Automated Mixture Analysis via Structural Evaluation
Zachary T. P. Fried, Brett A. McGuire
TL;DR
The paper tackles the challenge of identifying components in complex chemical mixtures where spectral features densely populate databases. It introduces AMASE, a technique-agnostic framework that combines ML-derived molecular embeddings with a graph-based relevance ranking to infer which molecules are present, propagating evidence from detected species through embedding-space relationships. Applied to rotational spectroscopy, the approach achieves >97% accuracy across multiple mixtures and dramatically reduces manual effort, while maintaining robustness and generalizability.

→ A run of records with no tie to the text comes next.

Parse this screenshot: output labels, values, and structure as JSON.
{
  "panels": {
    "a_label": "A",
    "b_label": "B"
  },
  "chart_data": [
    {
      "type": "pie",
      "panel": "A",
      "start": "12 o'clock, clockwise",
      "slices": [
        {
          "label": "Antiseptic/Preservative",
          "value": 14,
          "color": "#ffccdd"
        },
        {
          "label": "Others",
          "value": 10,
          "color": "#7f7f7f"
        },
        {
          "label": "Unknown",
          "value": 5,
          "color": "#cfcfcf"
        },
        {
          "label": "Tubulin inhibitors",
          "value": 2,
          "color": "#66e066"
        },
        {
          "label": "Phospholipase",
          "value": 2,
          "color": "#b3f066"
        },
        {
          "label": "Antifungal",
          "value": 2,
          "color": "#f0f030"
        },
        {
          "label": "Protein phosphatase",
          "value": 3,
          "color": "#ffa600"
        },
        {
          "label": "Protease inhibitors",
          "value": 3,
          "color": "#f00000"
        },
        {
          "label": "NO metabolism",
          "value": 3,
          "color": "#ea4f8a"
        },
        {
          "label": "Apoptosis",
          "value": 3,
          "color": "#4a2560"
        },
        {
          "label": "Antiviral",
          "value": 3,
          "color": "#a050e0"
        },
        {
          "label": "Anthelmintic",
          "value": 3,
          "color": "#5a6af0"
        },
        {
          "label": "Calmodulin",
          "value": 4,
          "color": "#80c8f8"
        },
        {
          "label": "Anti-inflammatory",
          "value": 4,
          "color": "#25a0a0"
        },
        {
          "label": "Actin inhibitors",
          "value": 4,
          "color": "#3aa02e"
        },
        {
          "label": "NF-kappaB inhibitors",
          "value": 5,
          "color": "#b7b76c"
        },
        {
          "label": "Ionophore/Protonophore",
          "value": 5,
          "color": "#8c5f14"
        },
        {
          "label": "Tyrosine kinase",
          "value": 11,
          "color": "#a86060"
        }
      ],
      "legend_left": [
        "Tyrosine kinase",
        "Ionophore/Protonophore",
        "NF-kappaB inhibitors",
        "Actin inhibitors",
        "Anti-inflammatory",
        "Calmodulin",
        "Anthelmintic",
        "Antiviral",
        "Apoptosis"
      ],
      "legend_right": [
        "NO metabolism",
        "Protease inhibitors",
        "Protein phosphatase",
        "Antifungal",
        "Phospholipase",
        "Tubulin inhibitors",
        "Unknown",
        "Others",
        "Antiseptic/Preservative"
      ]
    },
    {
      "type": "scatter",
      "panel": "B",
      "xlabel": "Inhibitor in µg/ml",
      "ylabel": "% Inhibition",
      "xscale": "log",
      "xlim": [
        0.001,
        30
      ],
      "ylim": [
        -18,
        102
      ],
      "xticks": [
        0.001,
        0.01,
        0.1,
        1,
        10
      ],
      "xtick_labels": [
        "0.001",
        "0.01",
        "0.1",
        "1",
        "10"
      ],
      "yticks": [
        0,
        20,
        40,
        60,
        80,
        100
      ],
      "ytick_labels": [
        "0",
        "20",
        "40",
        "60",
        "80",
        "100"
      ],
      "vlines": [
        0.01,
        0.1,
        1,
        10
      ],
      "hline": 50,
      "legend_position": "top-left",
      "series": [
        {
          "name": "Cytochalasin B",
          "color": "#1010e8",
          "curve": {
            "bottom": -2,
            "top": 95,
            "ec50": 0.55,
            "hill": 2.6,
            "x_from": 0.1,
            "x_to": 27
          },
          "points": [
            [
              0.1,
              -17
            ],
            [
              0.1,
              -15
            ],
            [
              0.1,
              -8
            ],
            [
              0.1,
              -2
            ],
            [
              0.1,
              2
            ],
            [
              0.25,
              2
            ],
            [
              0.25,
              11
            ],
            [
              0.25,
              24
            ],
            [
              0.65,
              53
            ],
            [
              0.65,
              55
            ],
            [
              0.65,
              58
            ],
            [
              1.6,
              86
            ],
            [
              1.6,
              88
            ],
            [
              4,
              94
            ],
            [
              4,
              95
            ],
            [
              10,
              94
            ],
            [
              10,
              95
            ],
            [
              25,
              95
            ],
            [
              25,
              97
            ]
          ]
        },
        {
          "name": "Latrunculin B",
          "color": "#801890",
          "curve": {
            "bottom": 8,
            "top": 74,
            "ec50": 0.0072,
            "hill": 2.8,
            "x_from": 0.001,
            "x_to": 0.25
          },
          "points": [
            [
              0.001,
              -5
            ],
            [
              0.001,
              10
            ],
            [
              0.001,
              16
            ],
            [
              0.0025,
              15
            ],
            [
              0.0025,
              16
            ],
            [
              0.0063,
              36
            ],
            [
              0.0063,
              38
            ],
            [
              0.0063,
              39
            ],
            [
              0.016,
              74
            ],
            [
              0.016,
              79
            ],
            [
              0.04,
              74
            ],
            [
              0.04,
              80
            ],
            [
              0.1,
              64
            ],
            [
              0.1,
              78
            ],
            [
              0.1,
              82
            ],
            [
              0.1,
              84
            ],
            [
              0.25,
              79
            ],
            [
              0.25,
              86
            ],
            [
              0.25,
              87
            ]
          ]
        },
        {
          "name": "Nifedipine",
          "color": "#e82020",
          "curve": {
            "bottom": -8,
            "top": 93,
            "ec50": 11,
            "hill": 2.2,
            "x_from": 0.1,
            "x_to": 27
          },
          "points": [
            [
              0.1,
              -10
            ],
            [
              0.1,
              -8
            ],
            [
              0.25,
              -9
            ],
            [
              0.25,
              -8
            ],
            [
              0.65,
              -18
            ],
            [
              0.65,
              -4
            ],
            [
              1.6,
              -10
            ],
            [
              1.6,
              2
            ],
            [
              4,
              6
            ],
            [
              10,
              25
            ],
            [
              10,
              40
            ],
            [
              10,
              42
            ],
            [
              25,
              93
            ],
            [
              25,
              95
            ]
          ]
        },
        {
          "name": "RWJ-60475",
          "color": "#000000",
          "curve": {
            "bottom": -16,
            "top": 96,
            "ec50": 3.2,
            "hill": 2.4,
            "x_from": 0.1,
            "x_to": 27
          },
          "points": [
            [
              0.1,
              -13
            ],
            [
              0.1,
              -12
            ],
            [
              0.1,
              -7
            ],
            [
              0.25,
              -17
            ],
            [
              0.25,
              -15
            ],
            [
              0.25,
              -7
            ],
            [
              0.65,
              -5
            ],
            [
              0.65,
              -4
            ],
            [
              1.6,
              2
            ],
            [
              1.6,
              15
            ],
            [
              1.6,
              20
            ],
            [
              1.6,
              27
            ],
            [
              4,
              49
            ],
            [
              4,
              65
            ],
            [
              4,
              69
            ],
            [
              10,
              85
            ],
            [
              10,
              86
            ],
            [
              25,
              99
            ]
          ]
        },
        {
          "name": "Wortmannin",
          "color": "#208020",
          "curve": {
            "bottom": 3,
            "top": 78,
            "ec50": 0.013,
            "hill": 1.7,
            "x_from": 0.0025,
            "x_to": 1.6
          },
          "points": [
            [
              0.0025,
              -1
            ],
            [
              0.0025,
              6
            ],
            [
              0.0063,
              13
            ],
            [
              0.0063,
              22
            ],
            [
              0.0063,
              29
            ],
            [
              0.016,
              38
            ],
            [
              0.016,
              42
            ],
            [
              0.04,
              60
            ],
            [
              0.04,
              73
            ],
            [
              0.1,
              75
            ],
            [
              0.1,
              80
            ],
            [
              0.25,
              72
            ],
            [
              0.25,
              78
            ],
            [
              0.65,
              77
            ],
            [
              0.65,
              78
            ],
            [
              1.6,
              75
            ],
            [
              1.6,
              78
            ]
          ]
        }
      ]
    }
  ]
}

The work's significance lies in its potential to extend automated, rapid mixture analysis to a range of spectroscopic methods and real-time applications in astrochemistry, environmental monitoring, and related fields.
Abstract
The determination of chemical mixture components is vital to a multitude of scientific fields. Oftentimes spectroscopic methods are employed to decipher the composition of these mixtures. However, the sheer density of spectral features present in spectroscopic databases can make unambiguous assignment to individual species challenging. Yet, components of a mixture are commonly chemically related due to environmental processes or shared precursor molecules. Therefore, analysis of the chemical relevance of a molecule is important when determining which species are present in a mixture. In this paper, we combine machine-learning molecular embedding methods with a graph-based ranking system to determine the likelihood of a molecule being present in a mixture based on the other known species and/or chemical priors. By incorporating this metric in a rotational spectroscopy mixture analysis algorithm, we demonstrate that the mixture components can be identified with extremely high accuracy (>97%) in an efficient manner.